Конец тьмы (Капкан на 'Волчью стаю')
Я тоже думал об этом, выступал на семинарах и собраниях. Но до последних нескольких недель эти мысли носили отвлеченный характер. Что такое "я"? У меня есть имя – Кирби Палмер Стассен (назовите мое имя много раз, и эти слова станут бессмысленными). Имя – ненадежный ярлык и плохое средство самовыражения. Я существовал, я двигался во времени и пространстве без всяких мыслей. Не я вошел в мир, а мир – в меня. Мои чувства, голова и эмоции – все было примитивно просто.
За последний гол жизни я совершил преступления против общества. Но, хотя преступления совершены мной, точнее было бы сказано, что они случились со мной. Я видел, как действуют на маленькой, ярко освещенной сцене раскрашенные фигурки, дергающиеся на ниточках и издающие нелепые звуки. То, что называется "я", играет на сцене в каждом действии – главное действующее лицо этой бессмысленной драмы.
Пока я думал над этим, принесли обед. Я был голоден, я ел. В этом смысле "я" – организм, превращающий пищу в энергию посредством заглатывания, разжевывания и химических реакций. Другое "я" спит, восстанавливает силы. Третье "я" спало с женщинами и говорило с великой уверенностью о вечности. Сознание запечатлевало миллион миллионов вещей. Память – игрушечный экскаватор, который копает наугад и выносит в ковше не более десяти процентов того, что там должно быть.
Большинство людей быстро прекращают искать ответ на загадку своего существования. У них начинает болеть голова. Они отправляются играть в мужские игры, с рвением гоняются за долларами, сидят в клубе и тянут к себе все, что можно. Если их заставить задуматься о себе по-настоящему, они скажут, что самокопание – бессмысленное дело, занятие для дураков.
Мне не дали достаточно времени для разрешения больших загадок, но я могу забавляться малыми. После моего, извините за выражение, участия а деятельности «Волчьей стаи» кажется очень странным, что я испытываю отвращение, описывая то, что Кэти Китс сделала со мной. Ну скажите, какая разница, если я испишу несколько листов бумаги непристойностями? Ведь меня все равно пристегнут ремнями и убьют током. Я не могу подробно описывать то, что произошло после пересечения границы. Во многих отношениях я жеманный, не в меру щепетильный человек. Убийца, но щепетильный.
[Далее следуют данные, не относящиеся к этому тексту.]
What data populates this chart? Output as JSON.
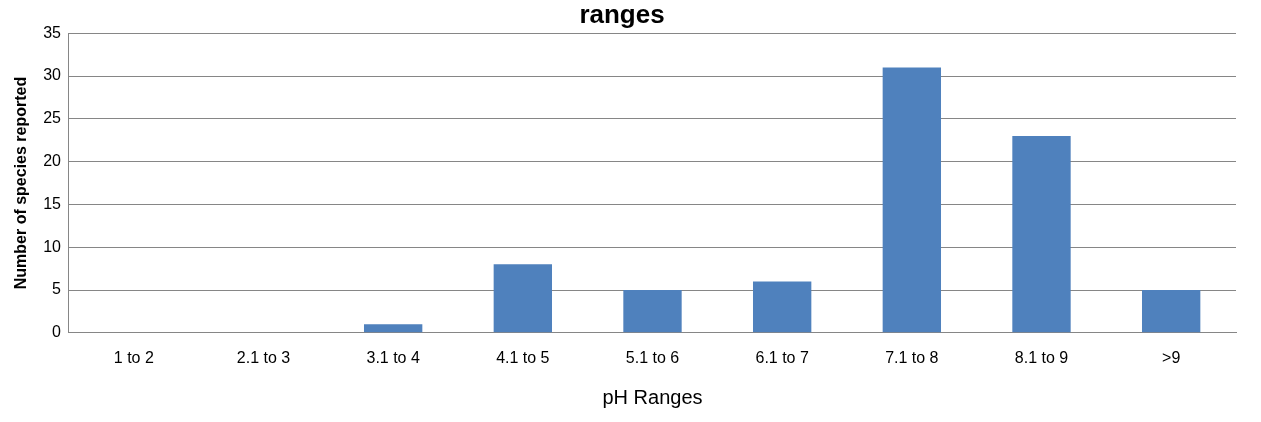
{
  "chart_data": {
    "type": "bar",
    "title": "ranges",
    "xlabel": "pH Ranges",
    "ylabel": "Number of species reported",
    "categories": [
      "1 to 2",
      "2.1 to 3",
      "3.1 to 4",
      "4.1 to 5",
      "5.1 to 6",
      "6.1 to 7",
      "7.1 to 8",
      "8.1 to 9",
      ">9"
    ],
    "values": [
      0,
      0,
      1,
      8,
      5,
      6,
      31,
      23,
      5
    ],
    "color": "#4f81bd",
    "ylim": [
      0,
      35
    ],
    "yticks": [
      0,
      5,
      10,
      15,
      20,
      25,
      30,
      35
    ],
    "grid": "y"
  }
}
Она дрессировала меня, как зверя в цирке, при этом с меньшим уважением, чем оказывают животным. Почувствовав ее руку, я автоматически накрыл ее своей. Кэти отдернула руку. Урок первый – руку нельзя трогать. Урок второй – нельзя смотреть на нее даже долю секунды. Ее губы неподвижны, на лице отсутствует всякое выражение, глаза невидимы за темными стеклами очков. Урок третий – ошибки при вождении не позволены.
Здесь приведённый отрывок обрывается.